Jennifer Chew, Ms. jennifer.chew at mcgill.ca
Wed Jan 9 15:26:11 EST 2008


PLEASE DISCARD IF THIS IS A DUPLICATE.  THANK YOU.  JENNIFER 
 

 

SPECIAL LECTURE

 

Martina Marzia, PhD

Assistant Professor

Department of Psychiatry

University of Ottawa

 

Interaction between Dopamine & NMDA receptor 

in the Amygdala

 

Wednesday January 16, 2008

 

4:00 pm

 

W201-Killam Conference Room <http://neuromedia.mcgill.ca/mnibooking/week.php?year=2008&month=01&day=16&area=7&room=1> 

 

 

 

Abstract of the talk: The baso-lateral amygdala (BLA) plays an important role in cognitive and emotional processes. Glutamatergic and dopaminergic afferents to the lateral nucleus (LA) of the BLA regulate amygdala activity through cellular mechanisms that are not well understood. We investigated the effect of dopamine (DA) receptor activation on glutamate N-methyl-D-aspartate receptor (NMDAR) currents in LA projection neurons in amygdala slices. We found that DA reduces NMDAR currents in an additive manner through the activation of both D1-like and D2-like receptors. The reduction of NMDAR currents by D1-like receptor activation is mediated by a protein-protein interaction between the D1R and the NMDAR, while the regulation of NMDAR activity by D2-like receptors is elicited through a G-protein-dependent pathway controlled by D4R. Our study shows for the first time a functional interplay between D1R and D4R that mediates coincident G-protein-independent and dependent regulation of NMDARs, a cellular process potentially compromised in neuropsychiatric disorders.

 

 

Dr.
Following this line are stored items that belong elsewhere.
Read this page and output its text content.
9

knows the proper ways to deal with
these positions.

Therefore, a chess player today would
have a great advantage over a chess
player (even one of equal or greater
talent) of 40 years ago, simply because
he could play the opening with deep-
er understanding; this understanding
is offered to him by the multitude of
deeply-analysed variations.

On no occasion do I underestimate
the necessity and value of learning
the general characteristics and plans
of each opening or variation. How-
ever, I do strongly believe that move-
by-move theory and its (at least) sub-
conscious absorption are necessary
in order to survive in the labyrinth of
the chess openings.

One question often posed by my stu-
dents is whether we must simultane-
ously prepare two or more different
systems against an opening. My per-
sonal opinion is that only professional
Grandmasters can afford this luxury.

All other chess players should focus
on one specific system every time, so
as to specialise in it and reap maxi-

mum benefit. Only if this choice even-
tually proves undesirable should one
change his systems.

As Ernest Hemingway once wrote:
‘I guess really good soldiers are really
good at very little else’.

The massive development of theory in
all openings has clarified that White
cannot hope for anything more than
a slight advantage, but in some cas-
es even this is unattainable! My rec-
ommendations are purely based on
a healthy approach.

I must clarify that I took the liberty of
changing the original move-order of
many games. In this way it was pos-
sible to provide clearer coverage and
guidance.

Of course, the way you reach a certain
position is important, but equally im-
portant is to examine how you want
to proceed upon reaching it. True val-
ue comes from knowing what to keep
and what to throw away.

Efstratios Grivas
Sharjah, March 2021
Marzia Martina obtained her Ph.D. in Human Physiology in 1999 at the Università degli Studi di Milano (Italy) working on the modulatory effects of dopamine on high voltage activated (HVA) calcium channels in sensory neurones. Between 1999 and 2001, Dr. Martina completed a postdoctoral fellowship with Dr. Denis Paré at the Department of Physiology, Laval University, in Québec City where she studied the physiological and networking properties of central and intercalated neurons in the amygdala. During that time, she also investigated the propagation of neocortical inputs in the perirhinal cortex. Since 2001, she has been working mainly in collaboration with Dr. Richard Bergeron at the Ottawa Health Research Institute first as the recipient of a postdoctoral fellowship from the Canadian Institute for Health Research before being appointed Assistant Professor in the Department of Psychiatry at the University of Ottawa in July 2006. Her work focuses on the electrophysiological effects of D-amino acids on NMDA receptors, the mechanism regulating the release of D-amino acids as well as their implication in synaptic transmission and plasticity in the hippocampus.